According to an article on CBS News, “there is new-found evidence that links the growing number of [measles] incidences in the U.S. to a sizable measles outbreak that recently occurred in the Philippines. The CDC reports that specimens from 30 California patients are a direct genetic match to the strain of the virus in the Philippines. Both are classified as measles genotype B3.“
In order for health officials to pinpoint this specific strain of the virus, they access a global measles sequence database at the Health Protection Agency in London which tracks genetic sequencing of specimens from outbreaks. Although the origin may be known, patient zero is still unknown since health officials cannot confirm any of the infected patients traveled to or had contact with someone in the Philippines. The only link so far among measles patients is the Disneyland theme park where multiple patrons became infected in the December to January timeframe. With this information, health officials were able to more effectively target people who could have been infected and have been able to reduce the spread of the outbreak.

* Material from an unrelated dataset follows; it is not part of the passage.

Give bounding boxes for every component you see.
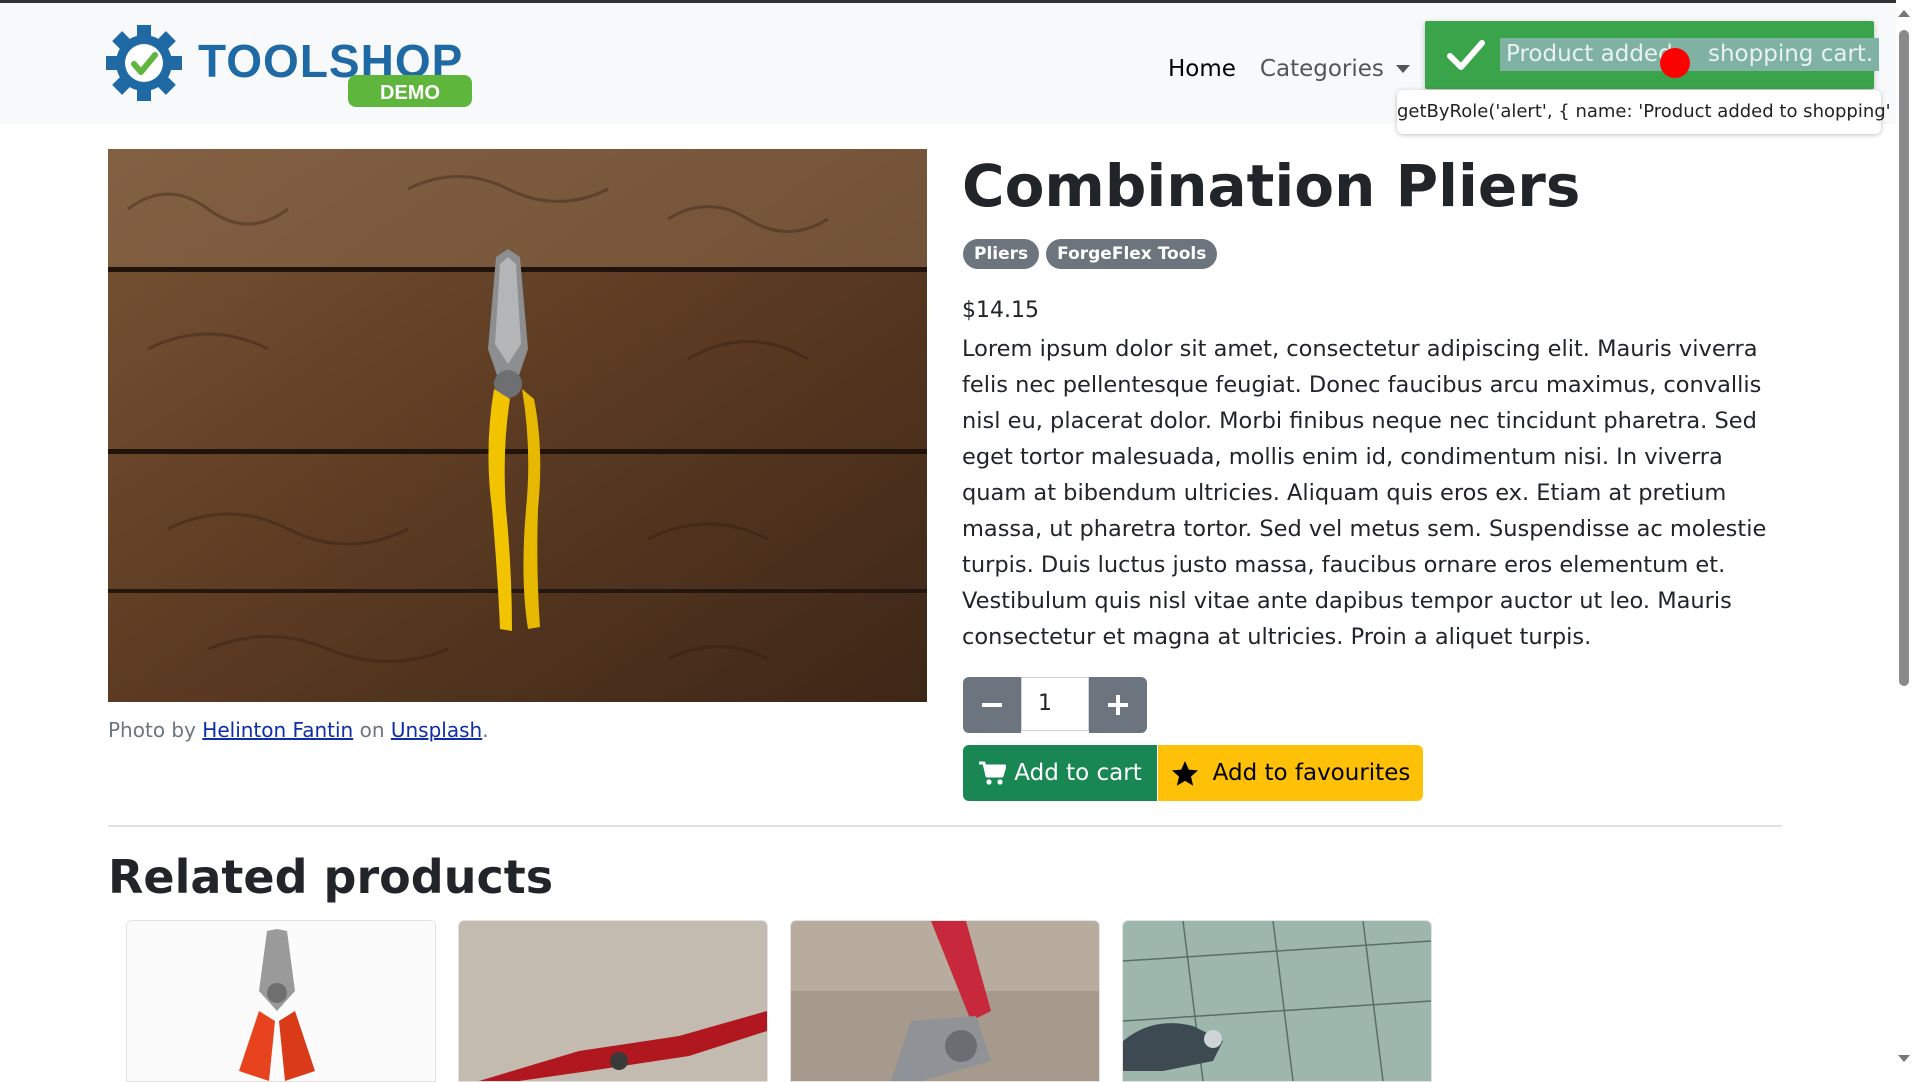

As long as diseases such as measles are prevalent in the world, no country is safe from infection. In a recent article in The Hill by PATH President and CEO Steve Davis, he commented, “disease knows no borders” and “the current measles outbreak proves once again that the successes we have achieved in the US and abroad will take ongoing effort and commitment to sustain.”

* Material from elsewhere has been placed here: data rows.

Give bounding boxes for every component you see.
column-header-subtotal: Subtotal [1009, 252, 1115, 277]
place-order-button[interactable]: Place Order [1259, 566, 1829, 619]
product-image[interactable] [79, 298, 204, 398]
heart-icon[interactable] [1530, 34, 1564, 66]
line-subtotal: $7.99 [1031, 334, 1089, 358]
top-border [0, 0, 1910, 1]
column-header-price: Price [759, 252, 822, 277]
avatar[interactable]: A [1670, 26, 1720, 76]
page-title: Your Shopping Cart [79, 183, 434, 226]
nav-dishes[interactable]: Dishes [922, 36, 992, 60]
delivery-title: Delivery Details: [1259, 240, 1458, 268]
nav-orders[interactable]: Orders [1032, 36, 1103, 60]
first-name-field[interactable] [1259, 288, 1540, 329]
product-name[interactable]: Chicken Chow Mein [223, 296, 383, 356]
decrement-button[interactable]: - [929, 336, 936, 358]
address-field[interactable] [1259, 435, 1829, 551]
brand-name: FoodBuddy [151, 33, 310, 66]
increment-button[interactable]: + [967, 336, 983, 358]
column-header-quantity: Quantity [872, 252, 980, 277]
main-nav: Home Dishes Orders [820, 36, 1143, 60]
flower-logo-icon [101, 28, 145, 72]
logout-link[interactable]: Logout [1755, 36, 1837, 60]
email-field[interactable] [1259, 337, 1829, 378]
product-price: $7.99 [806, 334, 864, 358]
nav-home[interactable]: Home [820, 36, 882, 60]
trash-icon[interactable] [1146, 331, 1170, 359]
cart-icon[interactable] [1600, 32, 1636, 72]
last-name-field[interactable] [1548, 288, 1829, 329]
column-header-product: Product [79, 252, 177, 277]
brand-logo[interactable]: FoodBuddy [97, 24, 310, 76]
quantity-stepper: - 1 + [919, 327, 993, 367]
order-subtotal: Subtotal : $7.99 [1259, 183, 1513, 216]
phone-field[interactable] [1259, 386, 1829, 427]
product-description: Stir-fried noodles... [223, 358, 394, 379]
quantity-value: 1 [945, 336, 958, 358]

The resources involved to contain and combat an outbreak can cripple health systems and small communities, but the ability to access and use data for these efforts can give us the ability to act faster, more informed, and therefore result in cost savings. An article in The Fiscal Times cites an example with “a 2008 outbreak in San Diego, California, that began with an unvaccinated boy and led to 11 cases, cost $124,517 to contain, according to a 2010 study published in the journal Pediatrics.” Now this happens to be San Diego and large city but what if it wasn’t? And what if the data was poor and the right decisions couldn’t be made? The incidence of disease and the cost would likely increase.
Access to data and the ability to make quick, but well informed evidence-based decisions is crucial for containing outbreaks. We are currently testing interventions in Zambia and implementing solutions in Tanzania that provide health workers with the tools they need to collect and use quality data in an effort to not only improve immunization outcomes, but other health outcomes such as pinpointing potential disease outbreaks to get in front of them before they spread.